Oil prices hit $71/barrel on Tuesday due to OPEC’s supply cut pact and growing tensions between Saudi Arabia and Iran. As the session continued, oil prices retreated and settled in close to Monday’s values. Apache photo.
Oil prices reined in by rising global output
Early in Tuesday trading, oil prices hit $71/barrel on concerns about rising tensions in the Middle East that could impact supply from the region, however, prices retreated as the session continued.
By 1:49 p.m. EDT, benchmark Brent down 3 cents to $69.49/barrel and US WTI dipped 23 cents to $65.32/barrel. The Canadian Crude Index was down 3 cents to $44.55.

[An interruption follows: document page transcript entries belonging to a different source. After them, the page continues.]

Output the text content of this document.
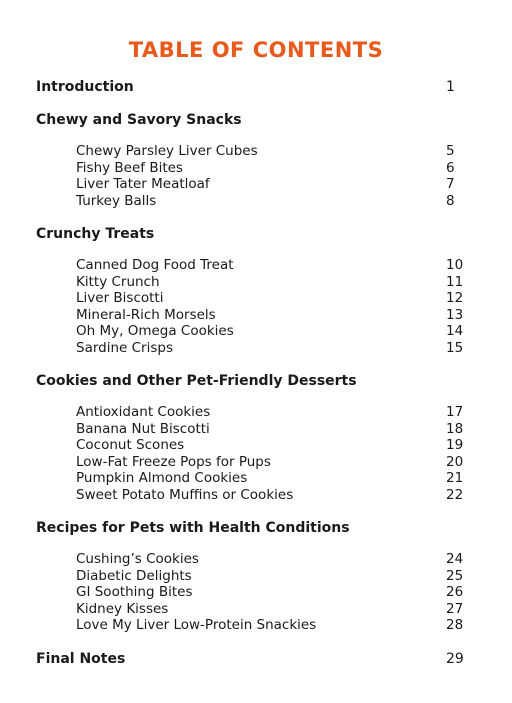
TABLE OF CONTENTS
Introduction	1
Chewy and Savory Snacks
Chewy Parsley Liver Cubes	5
Fishy Beef Bites	6
Liver Tater Meatloaf	7
Turkey Balls	8
Crunchy Treats
Canned Dog Food Treat	10
Kitty Crunch	11
Liver Biscotti	12
Mineral-Rich Morsels	13
Oh My, Omega Cookies	14
Sardine Crisps	15
Cookies and Other Pet-Friendly Desserts
Antioxidant Cookies	17
Banana Nut Biscotti	18
Coconut Scones	19
Low-Fat Freeze Pops for Pups	20
Pumpkin Almond Cookies	21
Sweet Potato Muffins or Cookies	22
Recipes for Pets with Health Conditions
Cushing’s Cookies	24
Diabetic Delights	25
GI Soothing Bites	26
Kidney Kisses	27
Love My Liver Low-Protein Snackies	28
Final Notes	29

So far this month, oil prices are up over 7 per cent and, for the first three months of 2018, have risen 5.3 per cent. Crude prices are on track for a third consecutive quarterly gain, something not seen since late 2010.

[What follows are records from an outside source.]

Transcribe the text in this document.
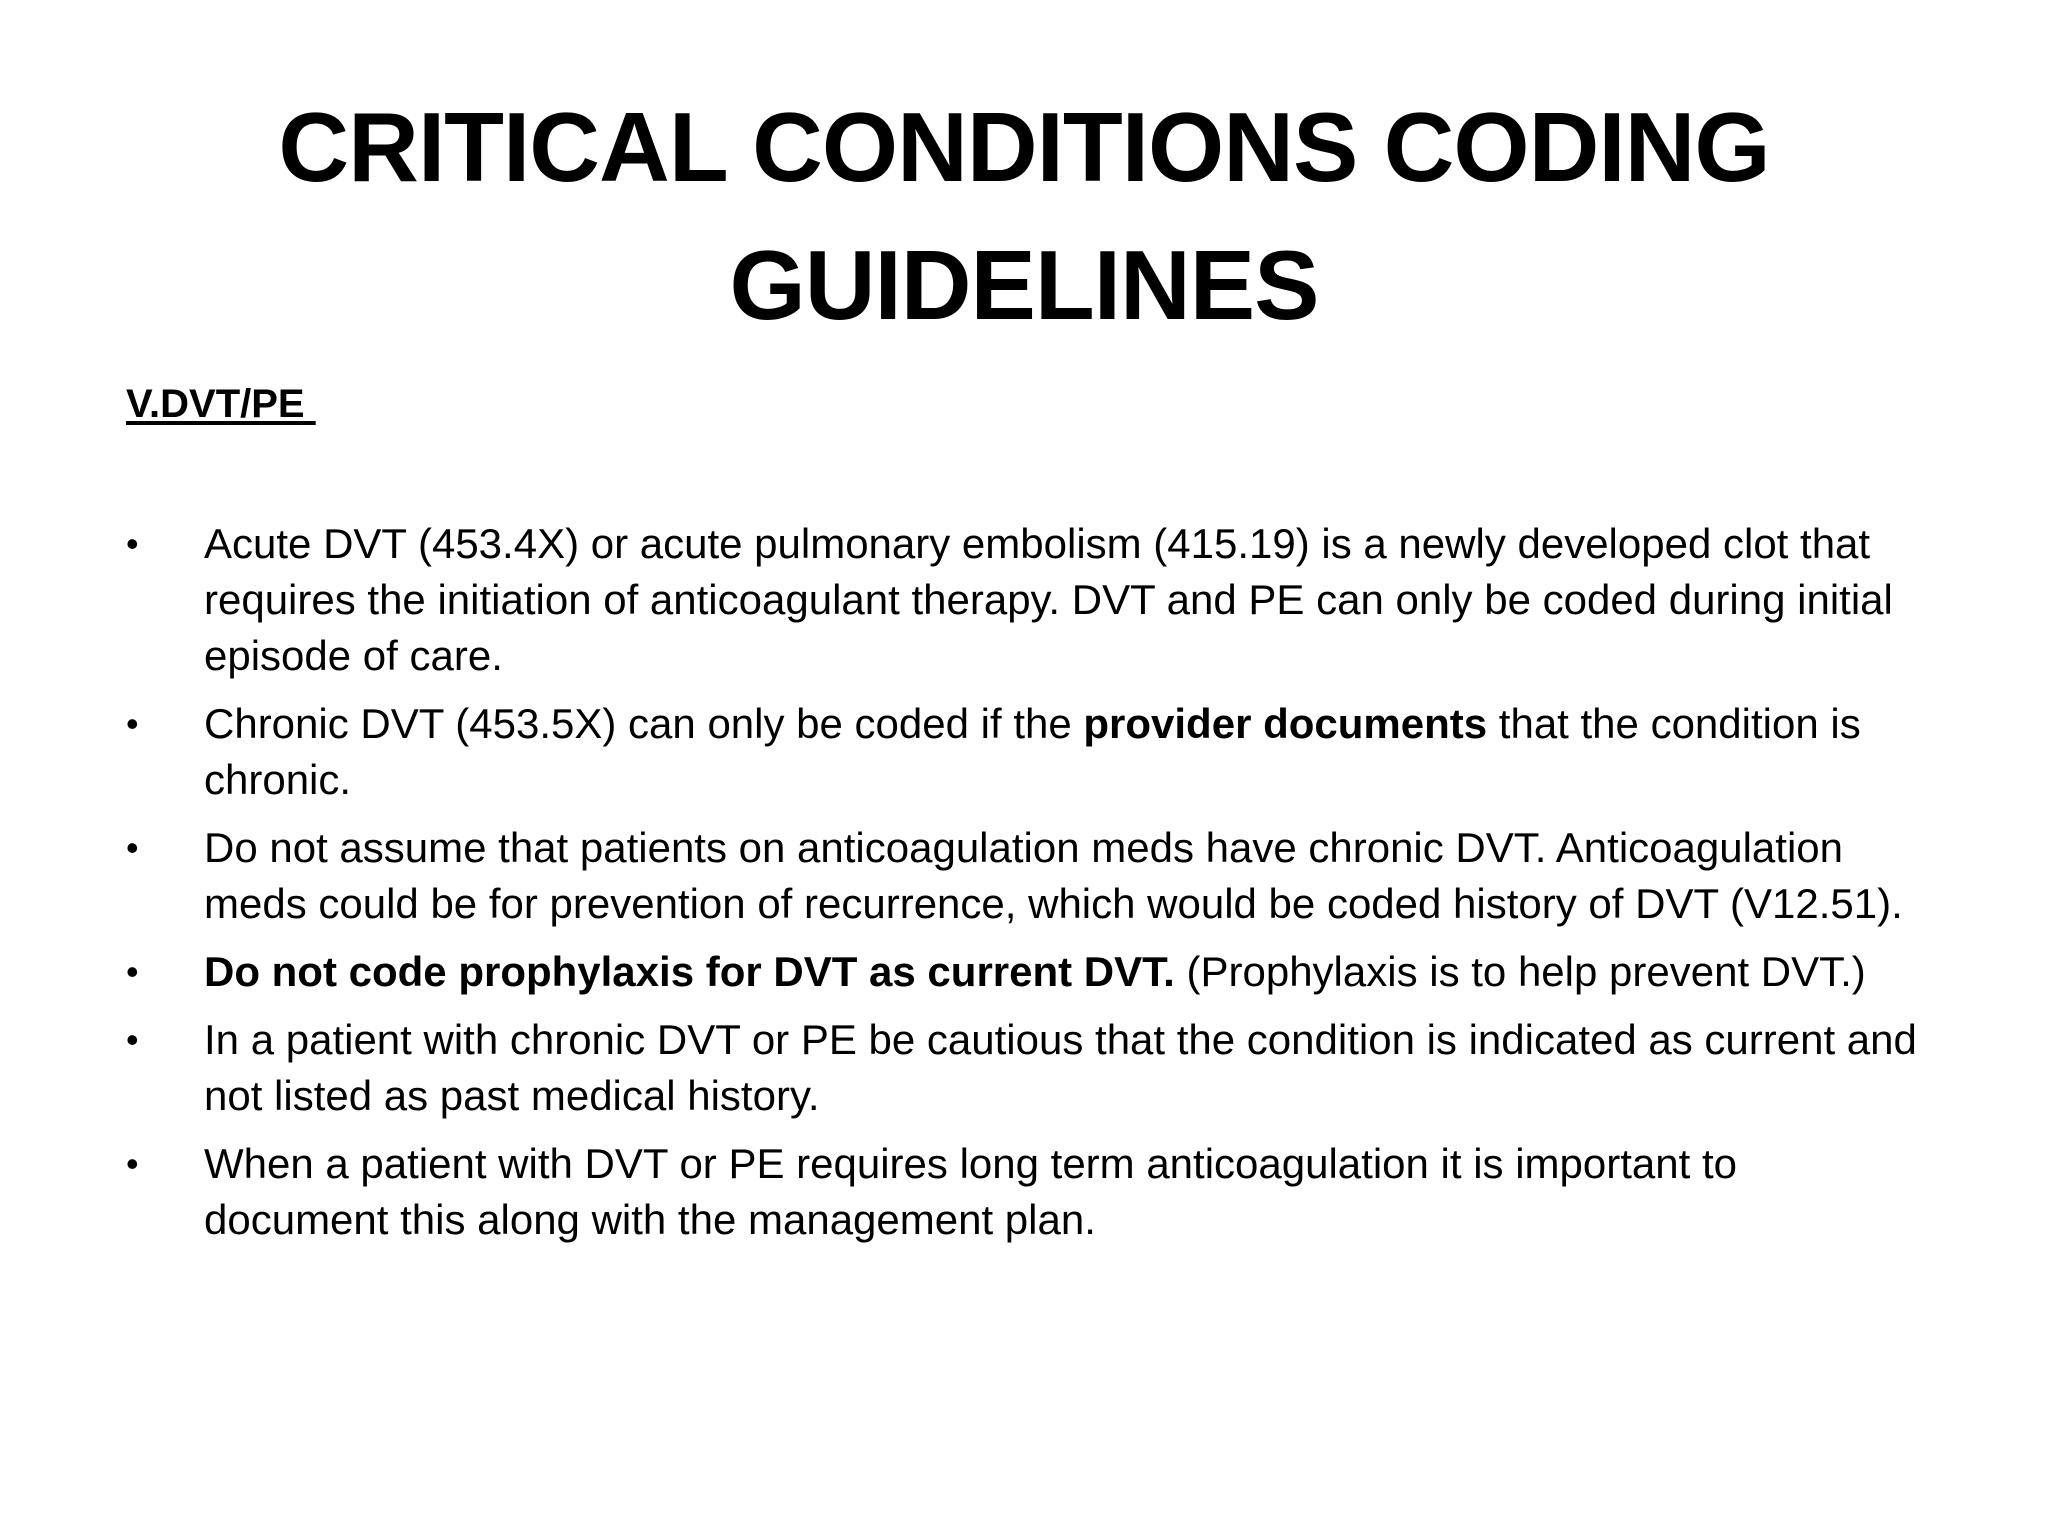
CRITICAL CONDITIONS CODING
GUIDELINES
V.DVT/PE
• Acute DVT (453.4X) or acute pulmonary embolism (415.19) is a newly developed clot that requires the initiation of anticoagulant therapy. DVT and PE can only be coded during initial episode of care.
• Chronic DVT (453.5X) can only be coded if the provider documents that the condition is chronic.
• Do not assume that patients on anticoagulation meds have chronic DVT. Anticoagulation meds could be for prevention of recurrence, which would be coded history of DVT (V12.51).
• Do not code prophylaxis for DVT as current DVT. (Prophylaxis is to help prevent DVT.)
• In a patient with chronic DVT or PE be cautious that the condition is indicated as current and not listed as past medical history.
• When a patient with DVT or PE requires long term anticoagulation it is important to document this along with the management plan.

Propping up oil prices early in the session was the US dollar, which recovered from earlier lows on Tuesday and erased some gains in oil.
OPEC’s supply cut agreement is still helping boost oil prices, but analysts are concerned that rising production led by the United States could have a negative impact on oil prices.

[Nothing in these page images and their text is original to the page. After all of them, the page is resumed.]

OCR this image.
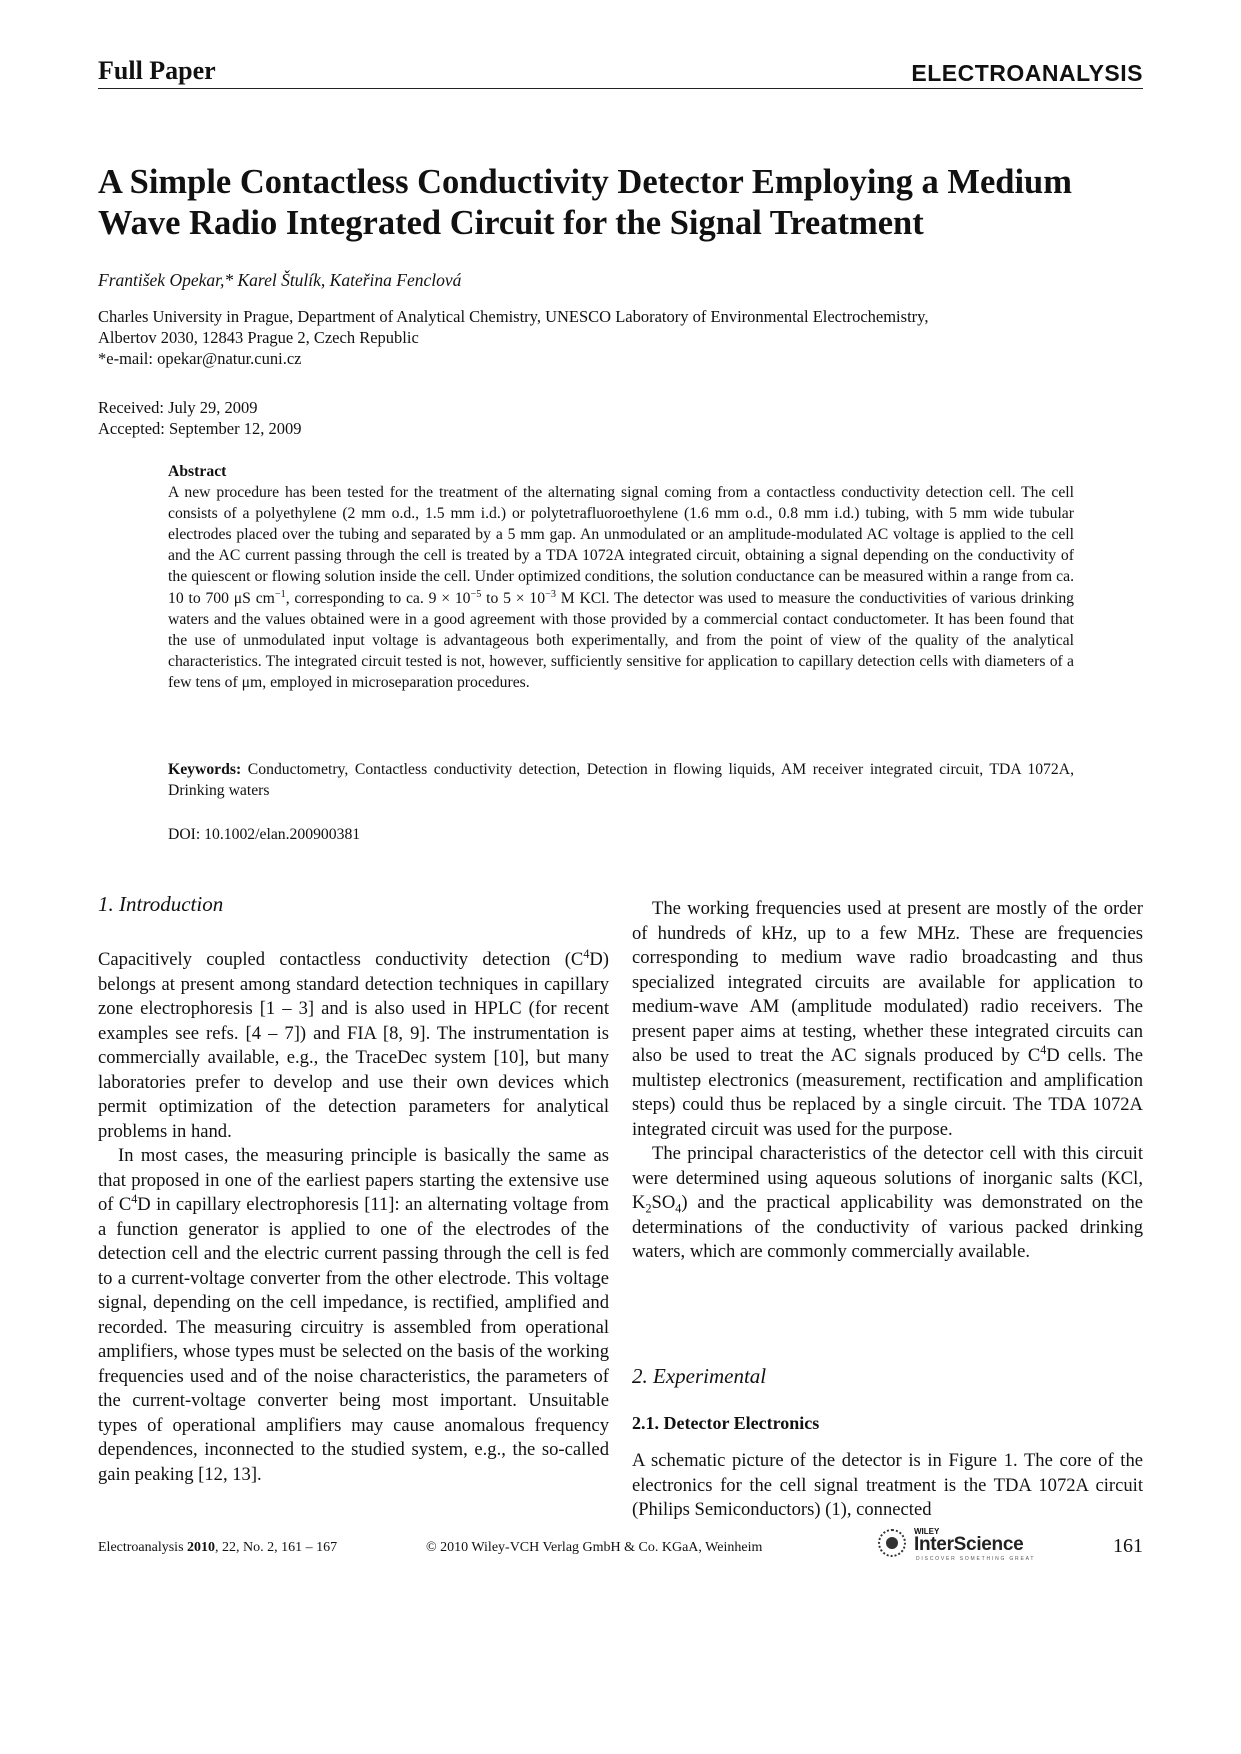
Full Paper	ELECTROANALYSIS
A Simple Contactless Conductivity Detector Employing a Medium Wave Radio Integrated Circuit for the Signal Treatment
František Opekar,* Karel Štulík, Kateřina Fenclová
Charles University in Prague, Department of Analytical Chemistry, UNESCO Laboratory of Environmental Electrochemistry,
Albertov 2030, 12843 Prague 2, Czech Republic
*e-mail: opekar@natur.cuni.cz
Received: July 29, 2009
Accepted: September 12, 2009
Abstract
A new procedure has been tested for the treatment of the alternating signal coming from a contactless conductivity detection cell. The cell consists of a polyethylene (2 mm o.d., 1.5 mm i.d.) or polytetrafluoroethylene (1.6 mm o.d., 0.8 mm i.d.) tubing, with 5 mm wide tubular electrodes placed over the tubing and separated by a 5 mm gap. An unmodulated or an amplitude-modulated AC voltage is applied to the cell and the AC current passing through the cell is treated by a TDA 1072A integrated circuit, obtaining a signal depending on the conductivity of the quiescent or flowing solution inside the cell. Under optimized conditions, the solution conductance can be measured within a range from ca. 10 to 700 μS $cm^{-1}$, corresponding to ca. $9 \times 10^{-5}$ to $5 \times 10^{-3}$ M KCl. The detector was used to measure the conductivities of various drinking waters and the values obtained were in a good agreement with those provided by a commercial contact conductometer. It has been found that the use of unmodulated input voltage is advantageous both experimentally, and from the point of view of the quality of the analytical characteristics. The integrated circuit tested is not, however, sufficiently sensitive for application to capillary detection cells with diameters of a few tens of μm, employed in microseparation procedures.
Keywords: Conductometry, Contactless conductivity detection, Detection in flowing liquids, AM receiver integrated circuit, TDA 1072A, Drinking waters
DOI: 10.1002/elan.200900381
1. Introduction

Capacitively coupled contactless conductivity detection $(C^4D)$ belongs at present among standard detection techniques in capillary zone electrophoresis [1 – 3] and is also used in HPLC (for recent examples see refs. [4 – 7]) and FIA [8, 9]. The instrumentation is commercially available, e.g., the TraceDec system [10], but many laboratories prefer to develop and use their own devices which permit optimization of the detection parameters for analytical problems in hand.

In most cases, the measuring principle is basically the same as that proposed in one of the earliest papers starting the extensive use of $C^4D$ in capillary electrophoresis [11]: an alternating voltage from a function generator is applied to one of the electrodes of the detection cell and the electric current passing through the cell is fed to a current-voltage converter from the other electrode. This voltage signal, depending on the cell impedance, is rectified, amplified and recorded. The measuring circuitry is assembled from operational amplifiers, whose types must be selected on the basis of the working frequencies used and of the noise characteristics, the parameters of the current-voltage converter being most important. Unsuitable types of operational amplifiers may cause anomalous frequency dependences, inconnected to the studied system, e.g., the so-called gain peaking [12, 13].

The working frequencies used at present are mostly of the order of hundreds of kHz, up to a few MHz. These are frequencies corresponding to medium wave radio broadcasting and thus specialized integrated circuits are available for application to medium-wave AM (amplitude modulated) radio receivers. The present paper aims at testing, whether these integrated circuits can also be used to treat the AC signals produced by $C^4D$ cells. The multistep electronics (measurement, rectification and amplification steps) could thus be replaced by a single circuit. The TDA 1072A integrated circuit was used for the purpose.

The principal characteristics of the detector cell with this circuit were determined using aqueous solutions of inorganic salts (KCl, $K_2SO_4$) and the practical applicability was demonstrated on the determinations of the conductivity of various packed drinking waters, which are commonly commercially available.

2. Experimental
2.1. Detector Electronics

A schematic picture of the detector is in Figure 1. The core of the electronics for the cell signal treatment is the TDA 1072A circuit (Philips Semiconductors) (1), connected

Electroanalysis 2010, 22, No. 2, 161 – 167	© 2010 Wiley-VCH Verlag GmbH & Co. KGaA, Weinheim
WILEY
InterScience
DISCOVER SOMETHING GREAT
161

“For oil, we expect the supply deficit of the past couple of quarters to give way to a surplus, driven largely by strong growth in U.S. tight oil supply,” Reuters reports Barclays Research analysts said in a note.
“Supply risks in Venezuela and Iran may perk up the patient, but we do not expect them to change the market balance significantly,” they wrote.
The OPEC supply cut deal has been extended from its original exit date of June 2017 to the end of 2018. Russia and Saudi Arabia are working on a longer-term deal that would see the two oil superpowers and other major exporters participating in the pact continue to curb their production for years to come.
Oil prices were also supported on Tuesday under the Trump administration’s threat to withdraw from the 2015 Iran nuclear deal. Should the US bail on the agreement, more sanctions could be imposed on Tehran, reducing oil exports.
But, analysts caution that rising supplies from non-OPEC countries could prevent the oil market from rebalancing.
“The recent rally in oil prices might have taken some by surprise as the underlying fundamental picture does not justify Brent being close to $70 a barrel. This view is based on the simple fact that non-OPEC oil supply growth will trump the increase in global oil demand this year,” PVM Oil Associates analyst Tamas Varga told Reuters.
Since 2016, US production has increased by nearly 25 per cent to over 10 million barrels per day and now is second only to Russia’s output.